The release of a landmark report Thursday in Washington on the rapid growth of Islam touched off a national debate among scholars over its claim that there now are 7 million Muslims in the United States.
No one disputes that Islam is growing nationwide. In southeast Michigan, the number of mosques has more than doubled since 1991 from 17 to 39 and several are planning to expand into new, multimillion-dollar facilities.
Islam's political influence also is expanding and the release of "The Mosque in America: A National Portrait" was sponsored by the most-active Muslim lobbying group in Washington, D.C., the Council on American-Islamic Relations.
On Thursday, Ibrahim Hooper, the council's spokesman, said that his group henceforth will tell political leaders that 7 million is a "conservative estimate" of the U.S. Muslim population.
In sharp contrast, pollster George Gallup Jr. said, "These figures they are reporting are much exaggerated."
In Albany, N.Y., Seymour Lachman, one of the nation's top researchers of religious population over the past decade, said, "The figures are inaccurate and the political agenda is irresponsible."
Based on their survey research, Gallup and Lachman said the Muslim total is likely about one-third of the council's estimate.
In recent days, two scholars connected with the report have distanced themselves from the council's number.
The head of the highly respected Hartford Institute for Religious Research in Hartford, Conn., which cosponsored part of the research, said this week that Hartford was not endorsing any claims about total adherents.
The Muslim research was part of a much-broader survey on religious life in America -- a survey that was never designed to calculate membership totals, said Hartford director David Roozen. "There was nothing in the survey or in any of our group discussions about extrapolating total numbers."
Even as the report was being released, one of its coauthors -- Georgetown University sociologist of religion Paul Perl -- said he was more comfortable with an estimate of 2 million followers.
By late Thursday afternoon, the controversy led Hooper to declare flatly that the council believes most non-Muslim scholars are wrong about Islam's size.
"This gets irritating after a while. They don't know how to access the American Muslim community. We know how to reach American Muslims," Hooper said. "We talked to real live Muslims and asked them how many Muslims are out there. I am perfectly settled in my heart that we are accurate.
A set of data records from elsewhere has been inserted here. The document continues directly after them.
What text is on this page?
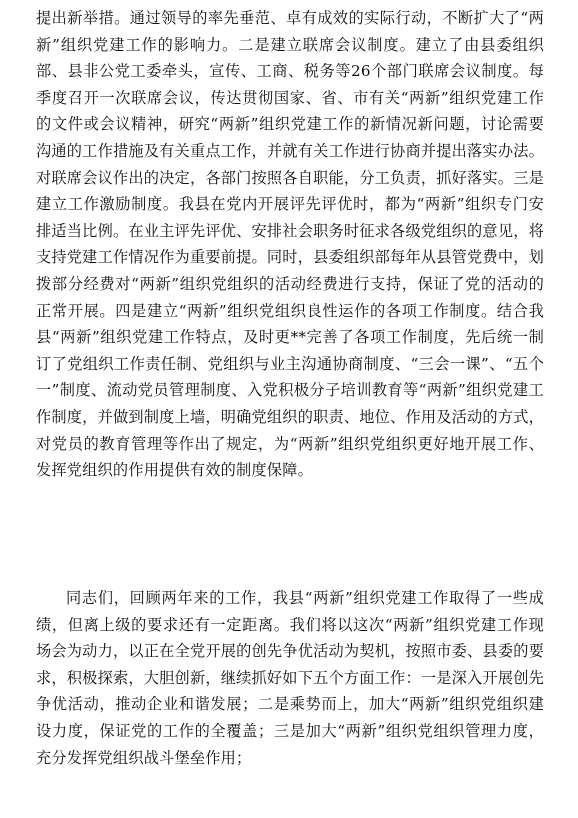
提出新举措。通过领导的率先垂范、卓有成效的实际行动，不断扩大了“两新”组织党建工作的影响力。二是建立联席会议制度。建立了由县委组织部、县非公党工委牵头，宣传、工商、税务等26个部门联席会议制度。每季度召开一次联席会议，传达贯彻国家、省、市有关“两新”组织党建工作的文件或会议精神，研究“两新”组织党建工作的新情况新问题，讨论需要沟通的工作措施及有关重点工作，并就有关工作进行协商并提出落实办法。对联席会议作出的决定，各部门按照各自职能，分工负责，抓好落实。三是建立工作激励制度。我县在党内开展评先评优时，都为“两新”组织专门安排适当比例。在业主评先评优、安排社会职务时征求各级党组织的意见，将支持党建工作情况作为重要前提。同时，县委组织部每年从县管党费中，划拨部分经费对“两新”组织党组织的活动经费进行支持，保证了党的活动的正常开展。四是建立“两新”组织党组织良性运作的各项工作制度。结合我县“两新”组织党建工作特点，及时更**完善了各项工作制度，先后统一制订了党组织工作责任制、党组织与业主沟通协商制度、“三会一课”、“五个一”制度、流动党员管理制度、入党积极分子培训教育等“两新”组织党建工作制度，并做到制度上墙，明确党组织的职责、地位、作用及活动的方式，对党员的教育管理等作出了规定，为“两新”组织党组织更好地开展工作、发挥党组织的作用提供有效的制度保障。
同志们，回顾两年来的工作，我县“两新”组织党建工作取得了一些成绩，但离上级的要求还有一定距离。我们将以这次“两新”组织党建工作现场会为动力，以正在全党开展的创先争优活动为契机，按照市委、县委的要求，积极探索，大胆创新，继续抓好如下五个方面工作：一是深入开展创先争优活动，推动企业和谐发展；二是乘势而上，加大“两新”组织党组织建设力度，保证党的工作的全覆盖；三是加大“两新”组织党组织管理力度，充分发挥党组织战斗堡垒作用；
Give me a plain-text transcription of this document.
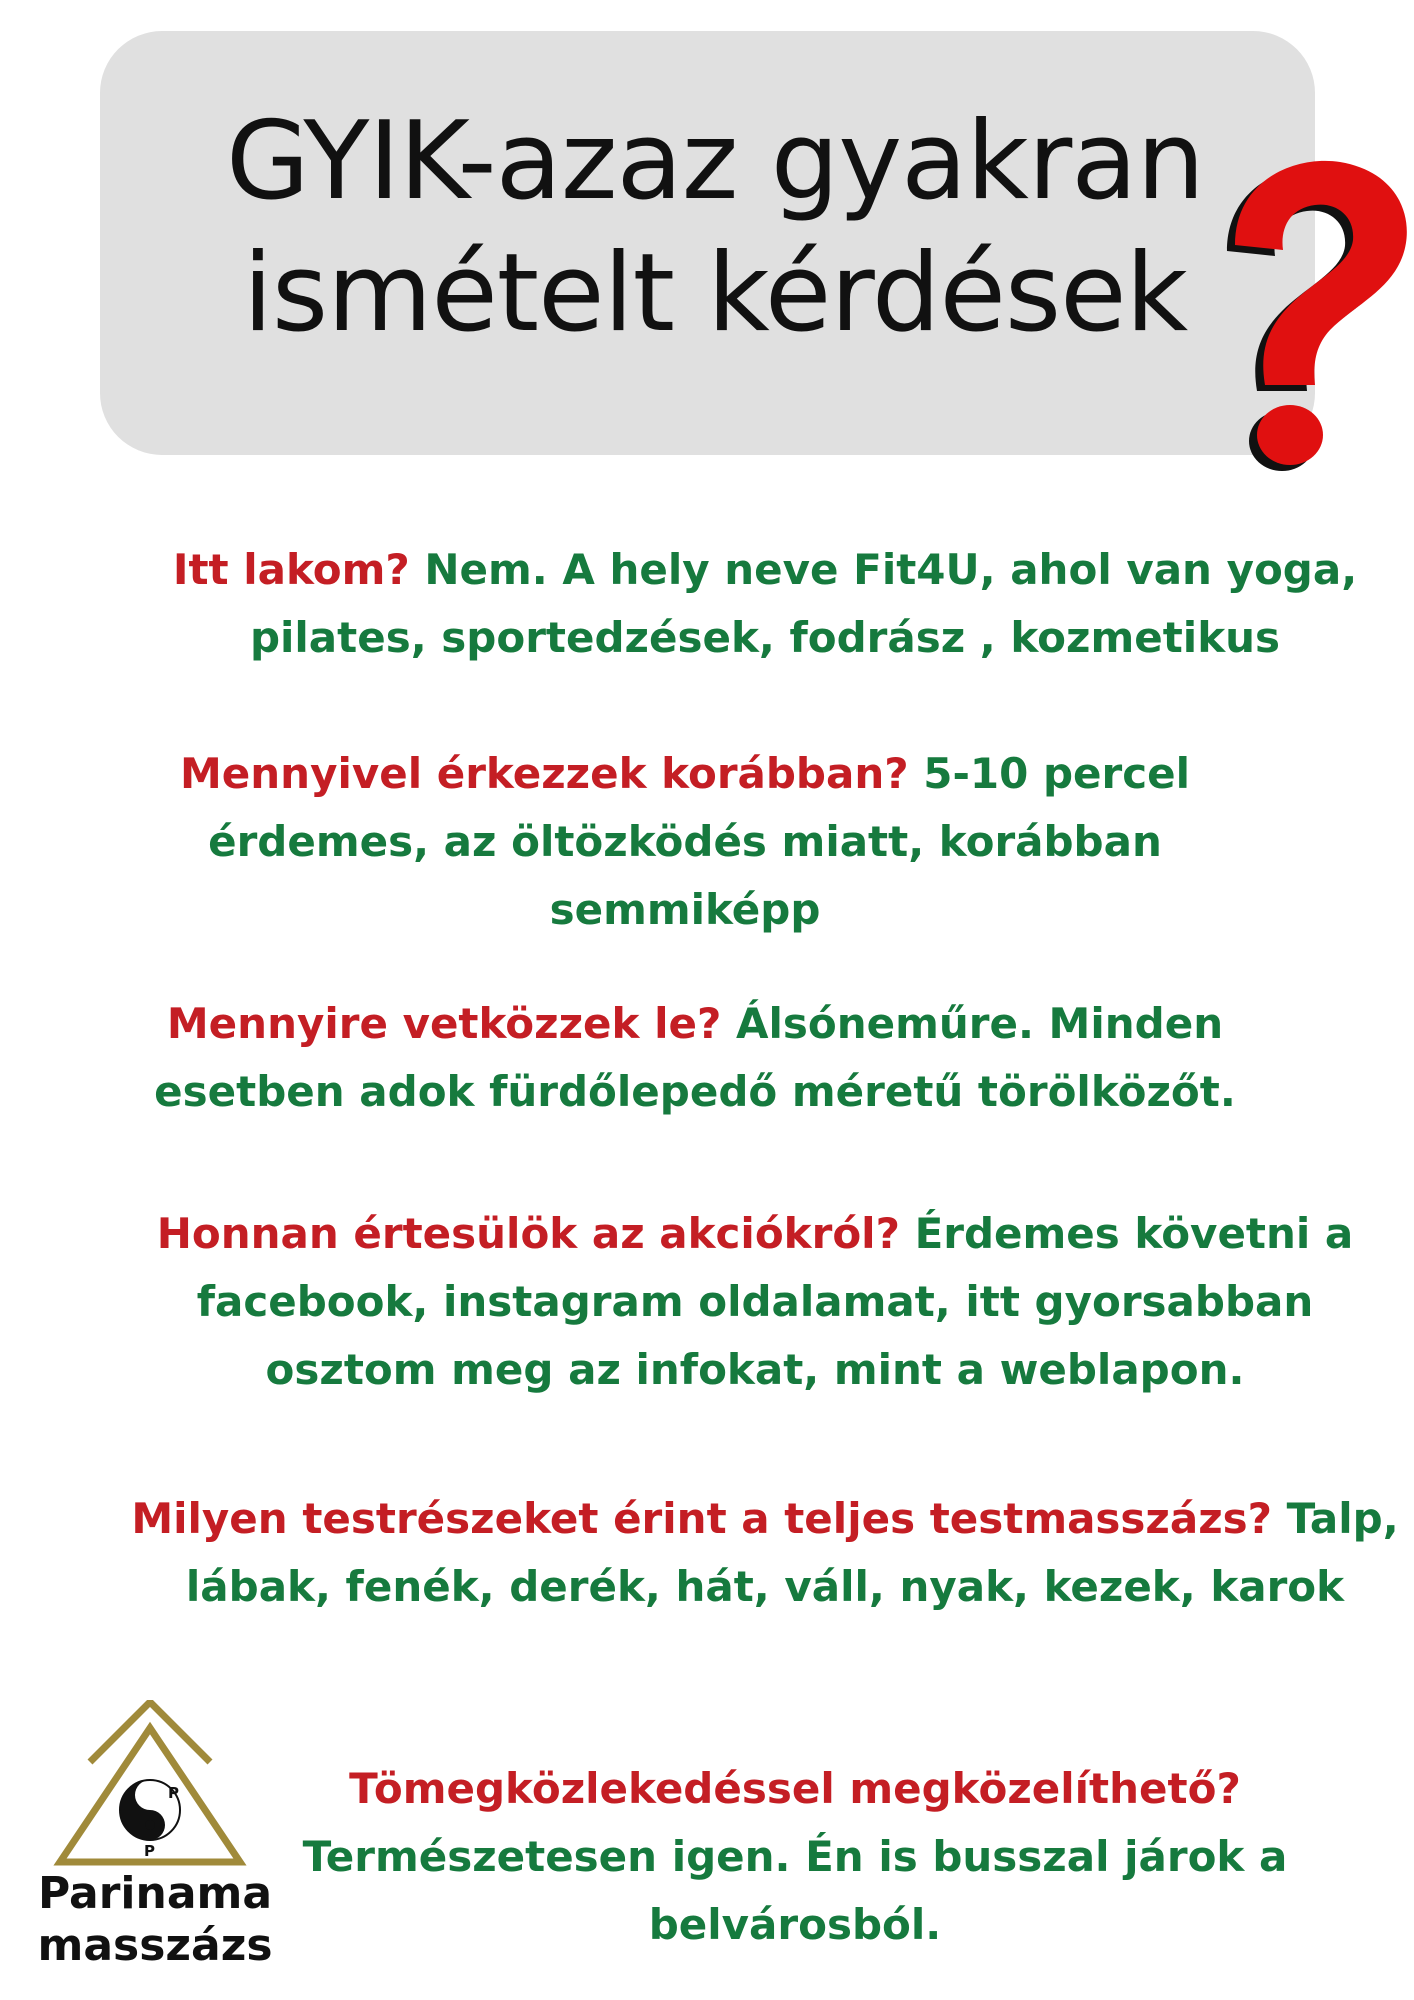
GYIK-azaz gyakran
ismételt kérdések
Itt lakom? Nem. A hely neve Fit4U, ahol van yoga, pilates, sportedzések, fodrász , kozmetikus
Mennyivel érkezzek korábban? 5-10 percel érdemes, az öltözködés miatt, korábban semmiképp
Mennyire vetközzek le? Álsóneműre. Minden esetben adok fürdőlepedő méretű törölközőt.
Honnan értesülök az akciókról? Érdemes követni a facebook, instagram oldalamat, itt gyorsabban osztom meg az infokat, mint a weblapon.
Milyen testrészeket érint a teljes testmasszázs? Talp, lábak, fenék, derék, hát, váll, nyak, kezek, karok
Tömegközlekedéssel megközelíthető? Természetesen igen. Én is busszal járok a belvárosból.
P
P
Parinama
masszázs
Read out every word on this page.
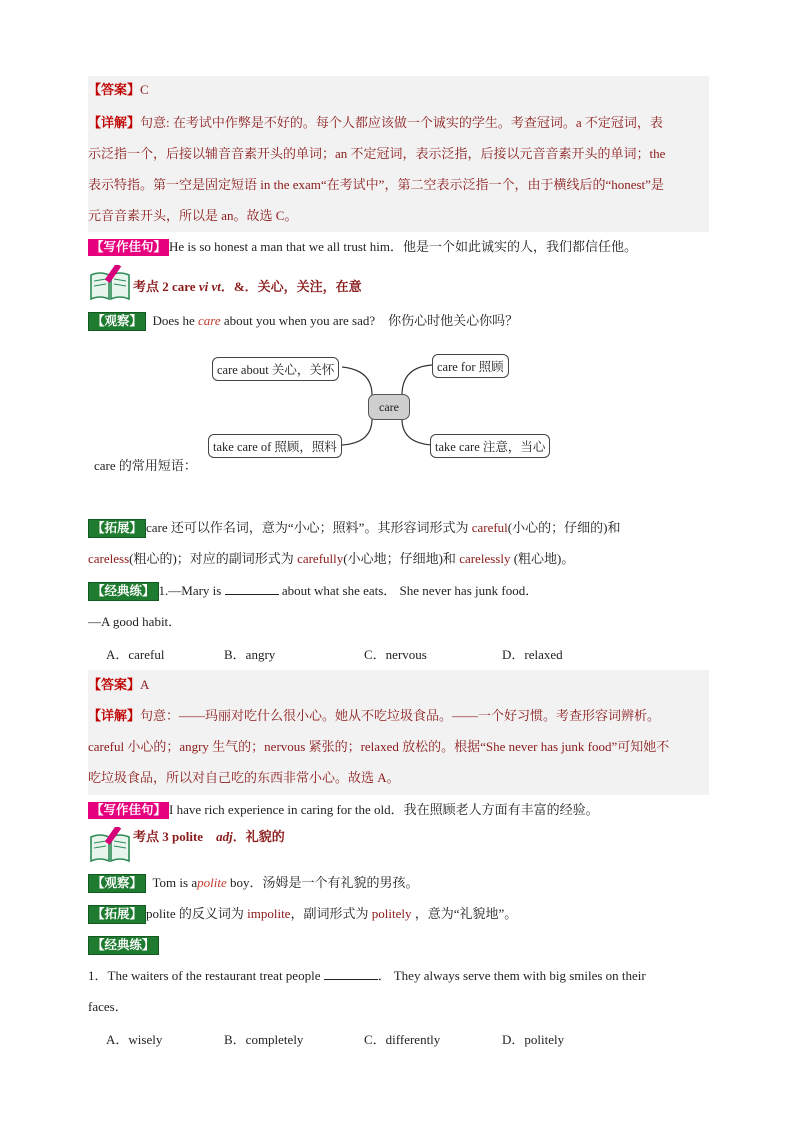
【答案】C
【详解】句意: 在考试中作弊是不好的。每个人都应该做一个诚实的学生。考查冠词。a 不定冠词，表
示泛指一个，后接以辅音音素开头的单词；an 不定冠词，表示泛指，后接以元音音素开头的单词；the
表示特指。第一空是固定短语 in the exam“在考试中”，第二空表示泛指一个，由于横线后的“honest”是
元音音素开头，所以是 an。故选 C。
【写作佳句】 He is so honest a man that we all trust him．他是一个如此诚实的人，我们都信任他。
考点 2 care vi vt．&．关心，关注，在意
【观察】 Does he care about you when you are sad?　你伤心时他关心你吗？
care about 关心，关怀	care for 照顾
care
take care of 照顾，照料	take care 注意，当心
care 的常用短语：
【拓展】 care 还可以作名词，意为“小心；照料”。其形容词形式为 careful(小心的；仔细的)和
careless(粗心的)；对应的副词形式为 carefully(小心地；仔细地)和 carelessly (粗心地)。
【经典练】 1.—Mary is	about what she eats． She never has junk food．
—A good habit．
A．careful	B．angry	C．nervous	D．relaxed
【答案】A
【详解】句意：——玛丽对吃什么很小心。她从不吃垃圾食品。——一个好习惯。考查形容词辨析。
careful 小心的；angry 生气的；nervous 紧张的；relaxed 放松的。根据“She never has junk food”可知她不
吃垃圾食品，所以对自己吃的东西非常小心。故选 A。
【写作佳句】 I have rich experience in caring for the old．我在照顾老人方面有丰富的经验。
考点 3 polite　adj．礼貌的
【观察】 Tom is apolite boy．汤姆是一个有礼貌的男孩。
【拓展】 polite 的反义词为 impolite，副词形式为 politely ，意为“礼貌地”。
【经典练】
1．The waiters of the restaurant treat people	． They always serve them with big smiles on their
faces．
A．wisely	B．completely	C．differently	D．politely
Bottom line: Our numbers are better than their numbers."
The conflict put at least some Detroit-area Muslim leaders in the awkward position of defending the report even though their own numbers seem to dispute parts of it.
"I'm very comfortable with the number they gave," said Imam Mohammad Ali Elahi of the Islamic House of Wisdom in Dearborn Heights.
A major difficulty in estimating the size of Islam is that many Muslims are not active in mosques, said Imam Dawud Alim of Masjid Wali Muhammad in Detroit. "There is a larger inactive membership than an active membership, in this city anyway."
However, the new report's estimates of average mosque participation appeared larger than typical attendance numbers in Detroit mosques.
The report claims an average of 1,625 Muslims are associated with each mosque and an average of 292 people attend the Friday services that are the high point of the Muslim week.
In metro Detroit, a few mosques exceed the average, but some of the largest mosques report no more than 200 people at Friday services.
The size of the U.S. Muslim population has been a perennial puzzle. Unlike Christianity, Islam has not had an organized system of counting members. For years, national Muslim groups have declined to conduct a detailed census.
For the report, Muslim researchers interviewed spokespersons from 416 of the 1,209 mosques in the United States.
Most of the more than 160 questions in the survey were about congregational life, service projects, political involvement and views on American culture. One question asked for a broad estimate of how many people "are associated in any way" with the mosque, including children and people who might show up once a year.
The answer to that question was used to calculate a broad estimate of 2 million Muslims at least loosely connected with mosques. Then, the report's chief author, Ihsan Bagby, a member of the council's board, tripled that number to account for Muslims who have no contact with mosques.
"It's a guesstimate," Bagby said about his decision to triple the number. "The number sounds reasonable to me, but we do need more studies to finally pin down these numbers."